Proposal 1 contained multiple triggers to increase the sales tax, fuel taxes and registration fees to boost revenue for road repairs, education, municipalities and provide a tax credit for low-income families.
Lauwers said it could take more than one attempt to get a road funding solution that voters will accept.
“If you are going to increase funding it has to be strictly for roads. It cannot include tax credits for other government budgets,” Lauwers said. “Hopefully, we can get other parties to agree and not get bogged down by special interest groups interested in roads.”
Kirk Weston, managing director for St. Clair County Road Commission, said he expected the proposal to fail because it was slated as a roads issue, but had other items that made it hard to explain to the voters.
“Hopefully when Lansing meets again, they take the time to look a little closer and understand what the real issues are,” Weston said.
Weston said the road commission will not be affected immediately, but he does foresee a problem with future roads projects.
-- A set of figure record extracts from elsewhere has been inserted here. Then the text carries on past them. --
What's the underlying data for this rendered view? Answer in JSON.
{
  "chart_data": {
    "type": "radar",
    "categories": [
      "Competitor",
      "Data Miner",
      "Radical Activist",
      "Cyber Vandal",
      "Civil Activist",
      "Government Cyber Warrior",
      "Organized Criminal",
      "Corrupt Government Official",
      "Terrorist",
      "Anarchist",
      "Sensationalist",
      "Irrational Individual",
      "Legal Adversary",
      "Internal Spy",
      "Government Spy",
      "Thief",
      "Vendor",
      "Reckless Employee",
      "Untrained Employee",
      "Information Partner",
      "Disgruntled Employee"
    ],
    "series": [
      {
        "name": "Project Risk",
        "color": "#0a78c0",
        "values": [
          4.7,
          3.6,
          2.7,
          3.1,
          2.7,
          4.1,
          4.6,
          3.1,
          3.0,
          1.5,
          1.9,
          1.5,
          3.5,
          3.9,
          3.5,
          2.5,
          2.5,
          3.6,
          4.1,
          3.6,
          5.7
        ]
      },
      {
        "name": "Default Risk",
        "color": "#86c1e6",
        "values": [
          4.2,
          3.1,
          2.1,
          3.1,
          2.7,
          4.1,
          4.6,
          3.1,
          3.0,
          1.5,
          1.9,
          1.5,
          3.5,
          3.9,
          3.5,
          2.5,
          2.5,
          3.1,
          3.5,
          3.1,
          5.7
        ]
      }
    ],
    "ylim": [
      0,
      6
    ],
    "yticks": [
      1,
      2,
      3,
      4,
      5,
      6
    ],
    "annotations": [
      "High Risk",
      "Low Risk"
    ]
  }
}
“We are starting to see increases in prices that we haven’t seen before — especially projects that include drainage, bridge or culvert structures,” he said. “Material cost and the cost to do work are starting to climb.”
Lt. Gov. Brian Calley took to Facebook Wednesday to give his thoughts on the downfall of Proposal 1.
The next steps Calley has in mind for developing a plan to fix roads would be to limit the solution to transportation, lower the size of a potential increase in taxes and make it as simple as possible.
“I’ve seen a lot of interpretations regarding the outcome of Proposal 1, but with that kind of margin of loss, it is clear that multiple reasons came together to bring about the result,” he stated. “Interestingly, the resolve to find a roads solution seems stronger now than it was a year ago, which is encouraging.”